My dictionary defines mongrel as "a cross between different breeds, groups or varieties." With traces of bluegrass, jazz, blues and folk, this album seems to qualify. Actually, five of the 14 tracks are written by Mark Graham, one of the most original and hilarious songwriters around, and they'd be reason enough to own this recording. Because it's been covered by other singers, the best known Graham song here might be Their Brains Were Small, a hilarious comparison between dinosaurs and humans. But I was equally delighted with Last Words, the ultimate description of sibling rivalry, wherein a dying man's brother asks him, "Could I have all your stuff when you're dead?" And I roared over Graham's wild ode to Oedipus Rex (You killed your Pa and you married your Ma/They don't even do that in Arkansas) Orville Johnson has a couple of fine originals here, too: Blueprint for the Blues and Wnen Love Has Gone Away . The rest of the album ranges from a Sleepy John Estes blues and Stormy Weather to an outlaw ballad by Norman Blake and Allen Toussaint's Freedom for the Stallion. Except for one guest guitar spot by John Miller, Graham and Johnson do all the singing and instrumentation.

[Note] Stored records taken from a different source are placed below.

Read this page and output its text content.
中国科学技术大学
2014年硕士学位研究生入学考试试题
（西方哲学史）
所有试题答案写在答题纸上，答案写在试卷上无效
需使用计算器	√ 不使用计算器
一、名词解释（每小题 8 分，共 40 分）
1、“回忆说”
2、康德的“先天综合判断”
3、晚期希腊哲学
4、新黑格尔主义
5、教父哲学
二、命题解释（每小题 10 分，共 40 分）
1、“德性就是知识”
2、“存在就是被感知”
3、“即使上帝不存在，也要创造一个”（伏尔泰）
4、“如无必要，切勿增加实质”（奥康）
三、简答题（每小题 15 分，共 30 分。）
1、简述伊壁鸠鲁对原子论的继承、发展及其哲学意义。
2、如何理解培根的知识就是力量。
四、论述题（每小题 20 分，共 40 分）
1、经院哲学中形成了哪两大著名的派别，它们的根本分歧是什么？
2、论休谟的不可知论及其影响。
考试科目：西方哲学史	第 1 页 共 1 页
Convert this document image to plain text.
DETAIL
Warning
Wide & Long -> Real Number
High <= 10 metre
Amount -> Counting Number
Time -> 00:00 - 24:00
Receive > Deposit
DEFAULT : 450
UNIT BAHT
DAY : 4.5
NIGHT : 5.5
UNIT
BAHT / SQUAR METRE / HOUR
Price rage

Graham is a justly famed harmonica player and he shines throughout the album (including his instrumental showcase Hoof n' Mouth); he also does a great job with clarinet on some songs. Johnson multi-tracks excellent guitar, dobro, mandolin and percussion besides doing most of the lead vocals (except on the Graham originals.) Overall, this is an entertaining collection of diverse material, performed with taste and skill, and boosted by the inspired nuttiness of Graham's songs.

Dirty Linen says:

On this lively cd, quirky songwriter ,Open House member, and harmonica/clarinet whiz Mark Graham is paired with guitarist/roducer Orville Johnson for a fine program of originals and covers like Stormy Weather and Sleepy John Estes' Everybody Ought to Change. The overall effect is that of an eclectic, laid-back jug band with two rather different front people (hence the "Mongrel Folk" moniker). Johnson is a laid-back bluesman, while Graham appears as a comic crooner. The blend of styles works nicely, whether on a harp instrumental like Hoof n' Mouth, a country ballad like Norman Blake's Billy Gray or one of Johnson's bluesy originals like When Love Has Gone Away. The real treats here, though, are Graham's witty numbers such as Oedipus Rex (Greek tragedy hoedown) Neighbor of the Beast ( a gospel ballad detailing the travails of the guy whose street address is 667) and the oft-covered evolutionary fable Their Brains Were Small and They Died.